Have you ever noticed how many public holidays there are in the European Union? They total about fifteen days that are in common among all the member countries. In addition, each country claims an array of other days off to celebrate national events. And in Europe, when the Government is closed for a day, so are most other businesses.

It’s interesting to observe how many of those European “holidays” are really “holy days” – that is, derived from Christian (yes, all of them are Christian) religious events, celebrating the mysteries of the faith or the feast days of popular saints.

Here in the U.S., the federal government grants us a paltry eleven holidays, but most of the states soften the blow a bit with their own selection of local days off. For example, in Massachusetts (where I hail from) they celebrate Patriots Day – in commemoration of the Battles of Lexington and Concord, the first battles of the Revolutionary War. Glancing through the list of states, I was fascinated to see that Texas – a place that symbolizes rugged individualism over government regulations – proudly has a total of ten state holidays.
That brings me to the point of this column. There is one holiday in the U.S. that is neither federal nor state nor municipal. Nor is it a bank holiday.

Still guessing? It’s Good Friday. That most somber of Christian “holy days” is a holiday in the world of finance. Moreover, that has been the case in this country for at least 175 years, since records were first kept in 1846. Why, you might ask, and rightly so.

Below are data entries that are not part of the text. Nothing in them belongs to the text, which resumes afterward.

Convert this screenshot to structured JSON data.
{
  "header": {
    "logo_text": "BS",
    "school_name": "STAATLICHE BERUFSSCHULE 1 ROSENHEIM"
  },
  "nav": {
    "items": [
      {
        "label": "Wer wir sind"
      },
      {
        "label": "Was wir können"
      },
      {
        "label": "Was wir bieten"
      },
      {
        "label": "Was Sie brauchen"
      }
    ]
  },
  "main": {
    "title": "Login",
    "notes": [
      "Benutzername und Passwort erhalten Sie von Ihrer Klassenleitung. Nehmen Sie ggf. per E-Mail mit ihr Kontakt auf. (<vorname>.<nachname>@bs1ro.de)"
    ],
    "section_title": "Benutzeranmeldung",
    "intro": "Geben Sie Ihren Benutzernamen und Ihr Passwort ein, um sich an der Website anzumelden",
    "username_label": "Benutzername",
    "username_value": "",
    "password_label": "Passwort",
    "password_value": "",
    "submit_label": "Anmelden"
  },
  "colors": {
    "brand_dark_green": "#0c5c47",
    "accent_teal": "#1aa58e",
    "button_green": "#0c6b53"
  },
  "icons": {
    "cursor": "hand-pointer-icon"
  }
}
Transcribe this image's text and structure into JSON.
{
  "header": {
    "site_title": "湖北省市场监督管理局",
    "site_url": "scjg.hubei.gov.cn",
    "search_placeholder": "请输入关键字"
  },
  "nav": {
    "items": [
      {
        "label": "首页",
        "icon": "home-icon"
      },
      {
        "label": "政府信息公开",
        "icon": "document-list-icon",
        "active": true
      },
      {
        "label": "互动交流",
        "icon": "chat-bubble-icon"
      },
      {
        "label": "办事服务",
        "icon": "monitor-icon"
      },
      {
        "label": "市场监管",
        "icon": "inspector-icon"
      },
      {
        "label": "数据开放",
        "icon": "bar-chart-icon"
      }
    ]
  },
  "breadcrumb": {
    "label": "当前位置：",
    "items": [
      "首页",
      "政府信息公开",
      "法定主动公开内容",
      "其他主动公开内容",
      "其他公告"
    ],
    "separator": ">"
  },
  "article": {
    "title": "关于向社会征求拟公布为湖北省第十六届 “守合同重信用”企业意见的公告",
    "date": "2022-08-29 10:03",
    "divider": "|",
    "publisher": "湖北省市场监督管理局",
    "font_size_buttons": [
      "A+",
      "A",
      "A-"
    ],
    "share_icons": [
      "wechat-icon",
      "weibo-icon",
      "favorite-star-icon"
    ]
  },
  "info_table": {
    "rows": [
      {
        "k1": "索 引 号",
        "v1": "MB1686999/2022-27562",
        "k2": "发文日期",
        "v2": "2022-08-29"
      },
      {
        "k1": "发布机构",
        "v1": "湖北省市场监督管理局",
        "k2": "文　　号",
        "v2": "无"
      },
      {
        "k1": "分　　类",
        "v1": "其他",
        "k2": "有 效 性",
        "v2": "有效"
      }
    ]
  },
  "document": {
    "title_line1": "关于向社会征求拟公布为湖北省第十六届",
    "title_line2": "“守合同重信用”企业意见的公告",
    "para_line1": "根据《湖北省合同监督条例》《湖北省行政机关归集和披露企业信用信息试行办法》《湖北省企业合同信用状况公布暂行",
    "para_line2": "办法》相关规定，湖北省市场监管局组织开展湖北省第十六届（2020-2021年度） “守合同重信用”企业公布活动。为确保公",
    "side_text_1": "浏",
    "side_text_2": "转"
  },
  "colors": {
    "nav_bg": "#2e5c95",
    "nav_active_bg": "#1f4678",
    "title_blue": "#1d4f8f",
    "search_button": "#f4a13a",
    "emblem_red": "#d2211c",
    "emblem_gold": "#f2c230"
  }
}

I pondered this dilemma for years and eventually created my own theory. Back in the nineteenth century, the owners of brokerage firms were mostly white Protestant men, and by the twentieth century, they shared that ownership position with financially savvy Jewish immigrants who established their own competitive firms – not a crowd one would expect to see in church on Good Friday.

But there’s another side to the history of the brokerage business, and therein lies the answer to my query.
Before the era of electronic trading, every brokerage firm office had what was called a “cage”, a secured area where clerks would receive and distribute shares of stock that the brokers bought and sold for their clients. If someone worked “in the cage”, it meant he was part of that back-office team. While the high-powered jobs were held by educated and wealthy men, the cage was run by the less educated and certainly less wealthy. Who exactly were those men in the cage?

During the mid-19th century, that kind of back-office work required basic literacy and language skills, but not significant education. The ideal source of labor came from the waves of Irish immigrants who spoke English and many of whom, while poor and unskilled, had been educated in Ireland. Nearly all were Roman Catholic.

To a man, they knew that on Good Friday it was their duty to God to be in Church from noon until three pm, to commemorate the time that Christ hung on the cross. I can almost hear them telling their manager that they would have to be out for three hours and their manager, himself a good Irish Catholic who had worked his way up the ladder as supervisor, was not one to refuse them.

So, it was left to him to relay to the partners at the top of the firm that all employees who worked in the cage would be at church for three hours during the height of the trading day. What were the partners to do? Fire all those employees? That was no solution – it would leave them finding replacements, most likely more of the same Catholic Irishmen. So, the big shots – the WASP and the Jewish partners - had no choice but to capitulate.

In the world of business, it’s wonderful to see the little guys win, particularly when it’s a matter of conscience.